New year’s resolution: rethink your 2022 influencer plan  

Mabel Perry, Customer Success Manager at Activate by impact.com, looks at the changing face of influencer marketing, and how brands can harness its potential in 2022.

The inexorable rise of the influencer is producing some stunning numbers. In 2020 the industry was worth $9.7bn (£7.3bn), yet is projected to reach $15bn by next year. According to eMarketer, in 2020, 50m people identified as influencers, and that is projected to explode to 1bn by 2026. Today, we’re going to look at the causes behind this expansion, and introduce a few trends that might help you rethink your influencer programme for the next 12 months.

In a multi-device, always-on world, influencers have proven to be efficient and effective in delivering curated, trustworthy and emotionally engaging content directly to relevant audiences. As a result, the lines between traditional advertising and influencer marketing are becoming increasingly blurred, with advertisers abandoning their traditional media choices in order to focus on the channel most likely to engage their target audience.

In the same way that the lines between traditional and influencer marketing are converging, so has the difference between conventional celebrity and contemporary influencer, and were heading towards a state where both of these groups are unified under the umbrella term ‘creators’. These creators, regardless of industry, use their status to communicate authentic and trusted messages to consumers. Many companies are using influencers to shape their environmental and social policies, partnering with creators to produce authentic campaigns that speak to consumers while simultaneously doing good in the world. 

With the rise of social commerce features, influencers are also becoming an integral part of converting awareness into sales. Thanks to advances in technology, influencer marketing is now eminently trackable. Gone are the days when marketers would judge an influencer campaign’s success solely on metrics such as likes and comments. Using a platform such as ACTIVATE by impact.com, you can not only find the perfect influencer(s) for your program and see traditional brand awareness metrics, but also track deep, detailed ROI metrics such as revenue and total conversions. This allows brands to create flexible compensation models and reward Influencers more effectively based on their performance. The results speak for themselves: influencer marketing can generate 11 times the ROI of traditional marketing.  

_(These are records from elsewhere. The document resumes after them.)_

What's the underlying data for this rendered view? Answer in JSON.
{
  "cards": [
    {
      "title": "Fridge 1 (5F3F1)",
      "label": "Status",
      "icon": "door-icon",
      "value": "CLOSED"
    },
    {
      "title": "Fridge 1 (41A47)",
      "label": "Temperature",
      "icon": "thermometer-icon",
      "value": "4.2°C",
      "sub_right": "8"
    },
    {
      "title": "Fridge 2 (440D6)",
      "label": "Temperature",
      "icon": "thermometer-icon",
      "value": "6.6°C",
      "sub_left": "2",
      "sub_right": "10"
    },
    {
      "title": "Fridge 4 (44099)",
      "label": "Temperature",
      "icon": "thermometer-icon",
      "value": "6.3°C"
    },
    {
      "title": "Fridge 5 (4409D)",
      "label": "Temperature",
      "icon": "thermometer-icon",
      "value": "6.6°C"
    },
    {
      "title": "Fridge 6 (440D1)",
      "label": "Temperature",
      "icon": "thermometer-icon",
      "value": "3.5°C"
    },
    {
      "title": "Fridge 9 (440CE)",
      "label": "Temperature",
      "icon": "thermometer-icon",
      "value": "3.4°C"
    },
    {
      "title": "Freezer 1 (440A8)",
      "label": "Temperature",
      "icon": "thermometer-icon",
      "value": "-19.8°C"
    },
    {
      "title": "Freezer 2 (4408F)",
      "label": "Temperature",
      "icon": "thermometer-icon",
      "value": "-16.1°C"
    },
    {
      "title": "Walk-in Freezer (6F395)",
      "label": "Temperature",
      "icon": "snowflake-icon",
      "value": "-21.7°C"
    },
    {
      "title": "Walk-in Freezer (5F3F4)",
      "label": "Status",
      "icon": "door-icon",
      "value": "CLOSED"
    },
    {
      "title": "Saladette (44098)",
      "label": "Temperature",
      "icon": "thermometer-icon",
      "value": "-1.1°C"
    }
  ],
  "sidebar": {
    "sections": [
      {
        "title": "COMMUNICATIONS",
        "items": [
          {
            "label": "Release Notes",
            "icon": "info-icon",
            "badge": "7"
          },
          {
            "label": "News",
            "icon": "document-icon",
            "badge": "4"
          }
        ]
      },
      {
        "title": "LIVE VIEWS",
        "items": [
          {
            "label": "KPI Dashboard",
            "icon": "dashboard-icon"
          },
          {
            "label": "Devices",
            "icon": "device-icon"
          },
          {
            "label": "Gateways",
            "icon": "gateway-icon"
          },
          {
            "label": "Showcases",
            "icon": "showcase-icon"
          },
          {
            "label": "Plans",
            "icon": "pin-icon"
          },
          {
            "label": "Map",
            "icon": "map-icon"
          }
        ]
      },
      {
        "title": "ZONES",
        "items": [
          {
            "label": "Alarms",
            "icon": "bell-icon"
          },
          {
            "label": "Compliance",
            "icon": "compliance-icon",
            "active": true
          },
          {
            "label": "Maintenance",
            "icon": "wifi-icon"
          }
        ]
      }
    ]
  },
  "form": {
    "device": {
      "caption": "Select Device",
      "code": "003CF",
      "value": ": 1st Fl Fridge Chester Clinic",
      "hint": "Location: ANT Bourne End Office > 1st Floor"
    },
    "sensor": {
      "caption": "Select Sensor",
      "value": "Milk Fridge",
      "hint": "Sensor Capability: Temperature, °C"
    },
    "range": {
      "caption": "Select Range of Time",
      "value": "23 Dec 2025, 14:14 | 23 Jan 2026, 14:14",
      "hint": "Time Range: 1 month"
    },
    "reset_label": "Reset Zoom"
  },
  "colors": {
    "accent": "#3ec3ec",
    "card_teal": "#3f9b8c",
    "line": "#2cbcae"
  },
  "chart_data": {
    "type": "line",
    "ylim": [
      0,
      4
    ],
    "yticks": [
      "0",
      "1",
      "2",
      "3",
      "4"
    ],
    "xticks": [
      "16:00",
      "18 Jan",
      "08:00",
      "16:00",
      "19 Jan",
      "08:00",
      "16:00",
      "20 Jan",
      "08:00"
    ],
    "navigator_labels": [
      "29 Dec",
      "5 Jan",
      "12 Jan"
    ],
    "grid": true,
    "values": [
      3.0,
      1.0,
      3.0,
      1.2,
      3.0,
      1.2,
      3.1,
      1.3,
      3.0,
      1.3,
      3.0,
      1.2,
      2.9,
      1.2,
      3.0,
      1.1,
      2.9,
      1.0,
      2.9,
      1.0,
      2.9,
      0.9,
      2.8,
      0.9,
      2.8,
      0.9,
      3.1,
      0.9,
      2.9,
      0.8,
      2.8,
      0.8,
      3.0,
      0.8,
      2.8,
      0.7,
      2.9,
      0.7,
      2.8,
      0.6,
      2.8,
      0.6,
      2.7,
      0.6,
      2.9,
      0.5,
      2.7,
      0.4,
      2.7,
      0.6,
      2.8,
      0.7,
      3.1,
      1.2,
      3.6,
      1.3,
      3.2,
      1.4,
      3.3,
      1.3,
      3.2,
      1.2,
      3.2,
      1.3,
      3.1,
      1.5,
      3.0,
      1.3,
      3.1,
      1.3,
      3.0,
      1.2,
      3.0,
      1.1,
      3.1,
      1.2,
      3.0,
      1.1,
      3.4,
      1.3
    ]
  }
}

Just because influencer marketing is a rising tide, however, doesn’t mean it is necessarily easy to do well. Ensuring your influencer relationships are in a good place as we move into 2022 is critical. This is a fast-moving industry, so let’s take a look at three trends that will help you rethink your influencer marketing plan for next year… 

Social and environmental focus
We’ve already touched on this, but a company’s environmental and social credentials will be increasingly important in the future, especially among Millennials and Generation Z, with 62 per cent of consumers in these groups preferring to buy from sustainable brands. Responsible digital advertising comes in many forms, and includes running promotions to highlight social and cultural issues, or getting involved in Corporate Social Responsibility marketing, combining your charity work and a campaign. Whatever the case, choosing the right influencer to collaborate with is vital and authenticity is critical, so only align with those that truly share your values.

Go long
Developing mature partnerships with the right influencers will reap rewards, and long-term relationships can generate as much as 28 per cent of a company’s total revenue. Compare this to just 18 per cent achieved by paid search, and you can see the attraction. Brands have moved on from one-shot campaigns, and the many benefits of developing long-term partnerships are clear: you will receive a regular flow of assets you can repurpose across your other marketing channels; conversion rates are boosted by this regular flow of content; and a long-term approach gives you the opportunity to take time in finding a winning roster of influencers that are best aligned with your brand. Influencer marketing platforms also allow you to pay your partners depending on the value they bring, rather than the quantity of content they produce. 

Shop around
At present the major players in the ecommerce influencer scene have been Facebook and Instagram, but that’s changing. Other influencer channels such as Pinterest are beginning to introduce ecommerce elements, which in turn is broadening the pool of potential creators for your brand. It is early days in terms of discovering how willing consumers are to spend their money outside of more traditional shopping experiences, but a diversified influencer programme is a good thing, so keep an eye on potential ecommerce channels as they open up. Clearly influencer marketing is a critical part of any broader campaign, and brands such as cosmetics giant Estée Lauder have gone as far as allocating 75 per cent of marketing budget to influencer programmes. Ensuring yours is integrated into any campaign will help maximise your message and brand goals, putting your marketing plan in a great place for 2022. 

Choose the way you pay
The way brands pay influencers has come a long way in the past 15 years. For example, an upfront fixed fee combined with a bonus based on performance has become an increasingly popular method of compensating influencers for their work. Things are continuing to change,  and as we head into 2022, brands are turning to a hybrid payment approach when engaging influencers for the long-term. For example, an upfront fixed fee might be complemented by performance or commission-based payments, and this helps a brand develop their influencers into long-term, fully-aligned ambassadors for the brand. There are an increasing number of ways to pay influencers, and in addition to pay-per-post, these include gifting or rewards, store credit or a content licensing fee.